‘Her afet hem de bir çocuk hakları krizidir’

featured

Oluşturulma Tarihi: Mart 04, 2023 07:00

Deprem bölgesinde yaşayan çocukların bir an önce ‘normal’ yaşama dönmeleri için çalışan kurumlardan UNICEF’in Türkiye İletişim Bölüm Başkanı Sema Hosta: “Çocukların travmayı resimle, müzikle, şarkı söyleyerek, çeşitli oyunlar oynayarak atmaları gerek.”

Afet bölgesindeki öncelikli konuların başında çocukların sağlığı ve korunması geliyor. Evini kaybeden binlerce aile geçici barınma alanlarında yaşam mücadelesi verirken çocukların gereken psikososyal desteği alması en az su, yemek kadar hayati . Bölgede gerekli adımları atmaya başlayan UNICEF’in çalışmalarını Türkiye İletişim Bölüm Başkanı Sema Hosta’yla konuştuk.

* Afet bölgesindeki çocuklar için öncelikli çalışmalar nasıl olmalı?

Bir afet olduğu zaman, bu ister tabiattan gelen ister insan eliyle yapılmış bir kriz, bir savaş olsun, en büyük faturayı her zaman çocuklar öder.

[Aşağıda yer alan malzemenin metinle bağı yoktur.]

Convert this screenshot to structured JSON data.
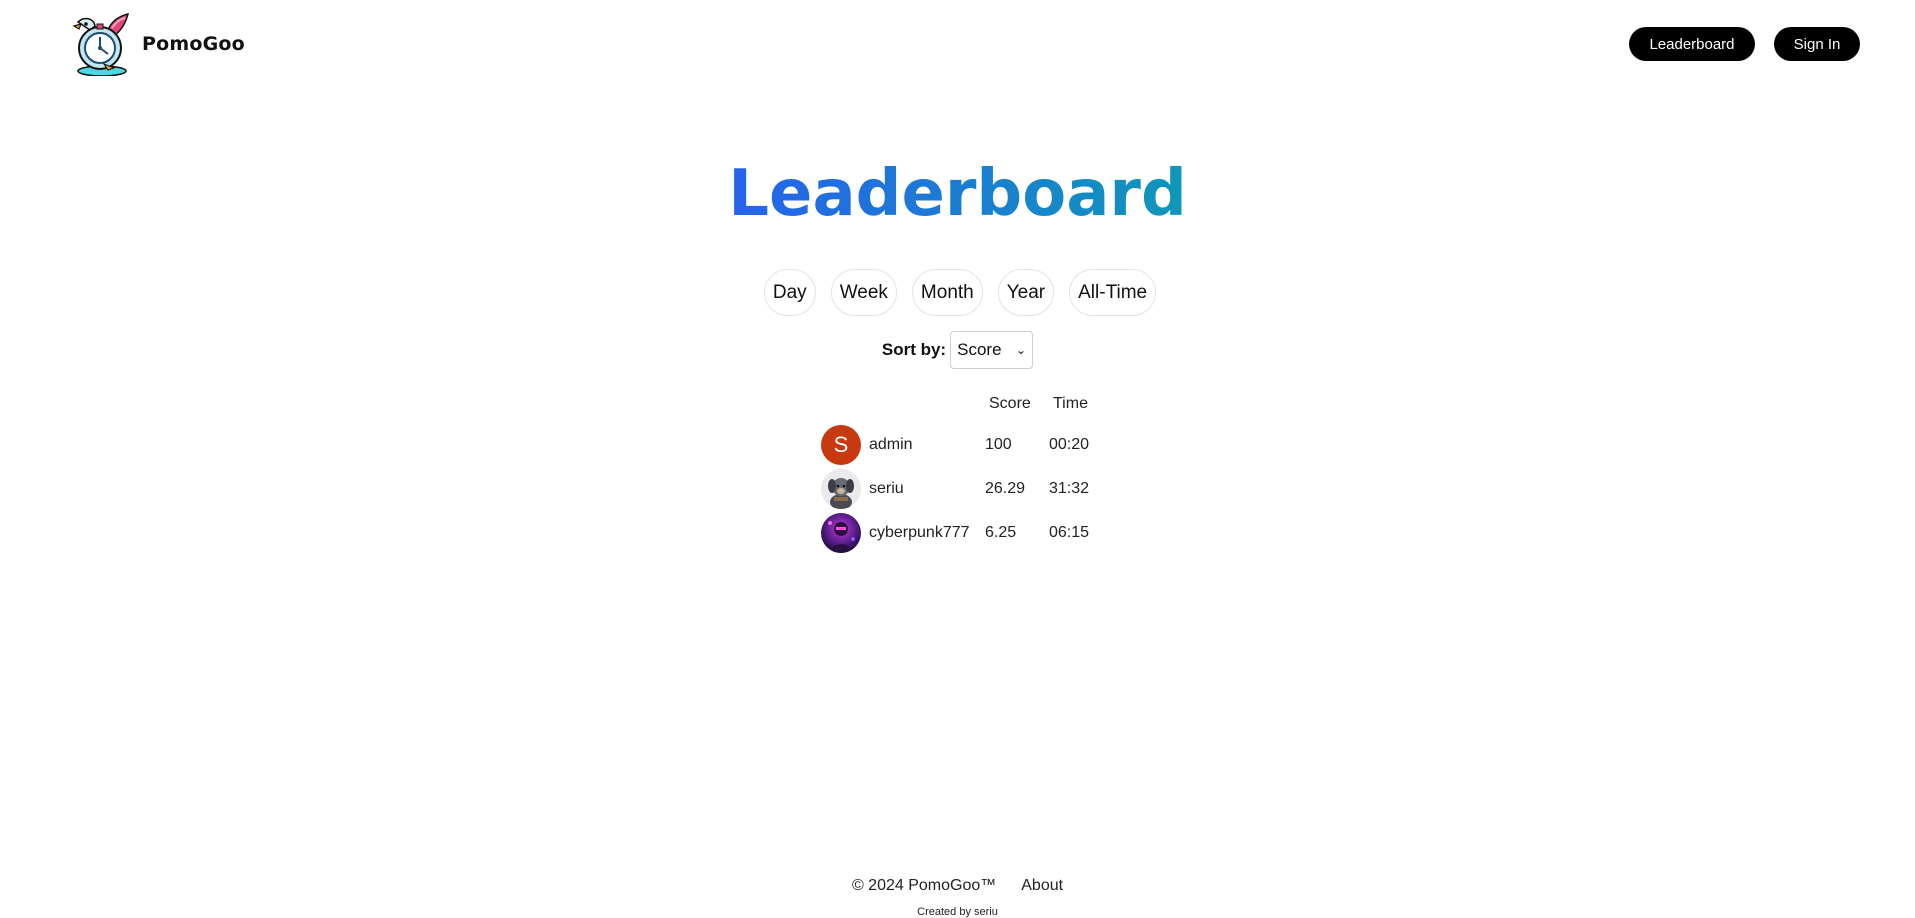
{
  "header": {
    "brand_name": "PomoGoo",
    "logo_icon": "stopwatch-bird-logo",
    "nav": {
      "leaderboard_label": "Leaderboard",
      "signin_label": "Sign In"
    }
  },
  "main": {
    "title": "Leaderboard",
    "title_gradient": [
      "#2563eb",
      "#0e97b8"
    ],
    "periods": [
      "Day",
      "Week",
      "Month",
      "Year",
      "All-Time"
    ],
    "sort": {
      "label": "Sort by:",
      "selected": "Score"
    },
    "table": {
      "headers": {
        "score": "Score",
        "time": "Time"
      },
      "rows": [
        {
          "name": "admin",
          "score": "100",
          "time": "00:20",
          "avatar_letter": "S",
          "avatar_color": "#c8390f"
        },
        {
          "name": "seriu",
          "score": "26.29",
          "time": "31:32",
          "avatar_icon": "dog-photo-avatar"
        },
        {
          "name": "cyberpunk777",
          "score": "6.25",
          "time": "06:15",
          "avatar_icon": "cyberpunk-photo-avatar"
        }
      ]
    }
  },
  "footer": {
    "copyright": "© 2024 PomoGoo™",
    "about_label": "About",
    "credit": "Created by seriu"
  }
}
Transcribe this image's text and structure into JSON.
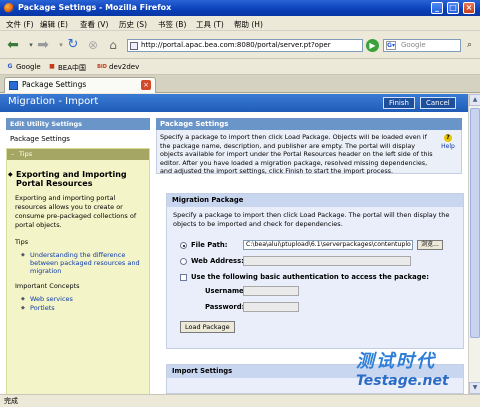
{
  "window": {
    "title": "Package Settings - Mozilla Firefox"
  },
  "menu": [
    "文件 (F)",
    "编辑 (E)",
    "查看 (V)",
    "历史 (S)",
    "书签 (B)",
    "工具 (T)",
    "帮助 (H)"
  ],
  "nav": {
    "url": "http://portal.apac.bea.com:8080/portal/server.pt?oper",
    "search_placeholder": "Google"
  },
  "bookmarks": [
    "Google",
    "BEA中国",
    "dev2dev"
  ],
  "tab": {
    "label": "Package Settings"
  },
  "portal": {
    "title": "Migration - Import",
    "finish_label": "Finish",
    "cancel_label": "Cancel"
  },
  "left": {
    "edit_header": "Edit Utility Settings",
    "edit_item": "Package Settings",
    "tips_header": "Tips",
    "tips_title": "Exporting and Importing Portal Resources",
    "tips_text": "Exporting and importing portal resources allows you to create or consume pre-packaged collections of portal objects.",
    "tips_label": "Tips",
    "tips_links": [
      "Understanding the difference between packaged resources and migration"
    ],
    "concepts_label": "Important Concepts",
    "concept_links": [
      "Web services",
      "Portlets"
    ]
  },
  "right": {
    "header": "Package Settings",
    "intro": "Specify a package to import then click Load Package. Objects will be loaded even if the package name, description, and publisher are empty. The portal will display objects available for import under the Portal Resources header on the left side of this editor. After you have loaded a migration package, resolved missing dependencies, and adjusted the import settings, click Finish to start the import process.",
    "help_label": "Help",
    "migration": {
      "header": "Migration Package",
      "desc": "Specify a package to import then click Load Package. The portal will then display the objects to be imported and check for dependencies.",
      "file_path_label": "File Path:",
      "file_path_value": "C:\\bea\\alui\\ptupload\\6.1\\serverpackages\\contentuplo",
      "browse_label": "浏览...",
      "web_address_label": "Web Address:",
      "auth_label": "Use the following basic authentication to access the package:",
      "username_label": "Username:",
      "password_label": "Password:",
      "load_label": "Load Package"
    },
    "import_header": "Import Settings"
  },
  "watermark": {
    "line1": "测试时代",
    "line2": "Testage.net"
  },
  "status": "完成"
}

Her afet, bir çocuk hakları krizidir. Dolayısıyla çocuk hakları mutlaka önceliklendirilmeli. Çocukların bir an önce normal yaşama geçmeleri için hemen başlarını sokabilecekleri bir çatı, yiyecek yemek, hayat kurtaran malzemeler sağlanmalı. Aynı hızda en az bunlar kadar elzem olan psikososyal destekten faydalanmaları lazım. Çocukların bulundukları bölgelerde bir araya getirilmeleri, uzmanlar eşliğinde içinde bulundukları travmayı resimle, müzikle, şarkı söyleyerek, çeşitli oyunlar oynayarak atmaları gerek. Hemen sonrasında okula dönmelerini, okul ortamı olmasa da öğrenmeye başlamalarını sağlamak gerek. Bir çocuğun tüm odağı ve normali okuldur. Okulda arkadaşlarıyla öğretmenleriyle geçireceği zamandır. Bunun için kurulan çocuk dostu alanlar, anne-babalar için de çok önemli. Çocuğunun güvenli bir yerde olduğunu, destek aldığını bilmek travma yaşayan ebeveynler için de büyük bir rahatlama demek oluyor çünkü.

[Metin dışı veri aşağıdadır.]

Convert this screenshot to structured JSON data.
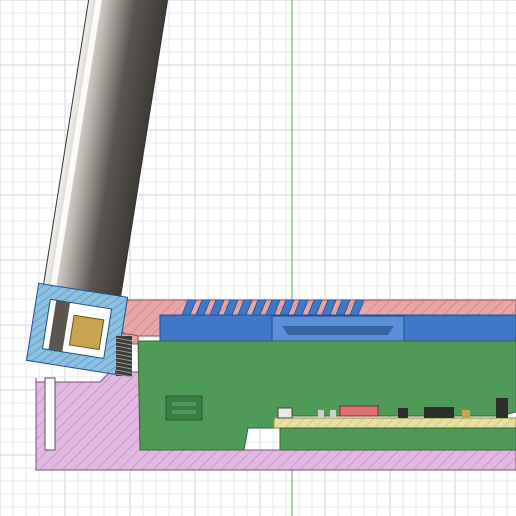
{
  "app": {
    "view": "cad-section-view"
  },
  "colors": {
    "background": "#ffffff",
    "grid_minor": "#e6eaee",
    "grid_major": "#cfd5db",
    "origin_axis": "#4caf50",
    "section_pink": "#e7a6a8",
    "section_pink_hatch": "#c97c80",
    "section_purple": "#e2b8e2",
    "section_purple_hatch": "#b987bb",
    "section_blue": "#3f78c9",
    "section_blue_light": "#5b8fd9",
    "pcb_green": "#4f9a57",
    "pcb_green_dark": "#3c7d43",
    "board_yellow": "#e8e0a0",
    "screen_dark": "#5a5550",
    "screen_light": "#f3f1ed",
    "frame_blue": "#8cc0e0",
    "frame_hatch": "#4f89b5",
    "component_tan": "#c9a450",
    "component_dark": "#2d2d2d",
    "component_red": "#e07070"
  },
  "icons": {
    "origin": "origin-axis-icon"
  }
}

* UNICEF Türkiye neler yapıyor şu an?

Biz depremin etkilediği bölgelerde zaten çalışma yürütüyorduk. UNICEF bir Birleşmiş Milletler kuruluşu ve Türkiye Cumhuriyeti hükümetleriyle 1951 yılından bu yana çalışıyor. Marmara ve Van depremlerinde de
görev aldık. Karşılıklı güvenimiz ve birlikte çalışma deneyimimiz olduğu için hızlı hareket edebildik. Önce çocuk koruma faaliyetleri devreye girdi. Aile ve Sosyal Hizmetler Bakanlığı’yla, AFAD ve Göç İdaresi Başkanlığı’yla birlikte çocuk dostu, güvenli alanlar için harekete geçtik. İhtiyaç duyulan kritik malzemelerin sağlanması önemliydi. Anne-bebek, çocuk, aile hijyen kitleri, aile ya da çocuk yolculuk yapacaksa bunun için özel tasarlanmış hijyen kitleri temin ettik. Kıyafet ihtiyacı çok fazlaydı. Bunları sağladık. Psikososyal destekte hızlıca büyük sayılara ulaşmış durumdayız. Ancak bölgede 2.5 milyon çocuğun acil ihtiyacı var. UNICEF olarak gereken bağış rakamınaulaşmak ve planladığımız çerçevede ilerlemek için gece gündüz çalışmayı sürdürüyoruz.

‘Eğitmenlere ihtiyaç var’

* Önceliğiniz çocukların oyalanması değil, hızla eğitime başlanması yönünde…

Evet oyalamak değil, hayata ve normale dönmelerini sağlamak diyelim. Milli Eğitim Bakanlığı’yla yakın temasta çalışıyoruz. Okula dönüş ya da okullaşmayla, öğrenmeyle ilgili bir süreç yürütüyoruz. 

* Gönüllük süreci nasıl işliyor?

Çok eğitmene ihtiyaç var elbette ama bizim için sertifikasyon çok önemli. Koruma bölümümüz ilgili bakanlıklar kanalıyla bizim eğitimimizden geçen gönüllüleri bize yönlendirebiliyor. Eğitmenlerin bakanlık tarafından gelmesini arzu ediyoruz. Çünkü hiçbir şekilde risk alamayız.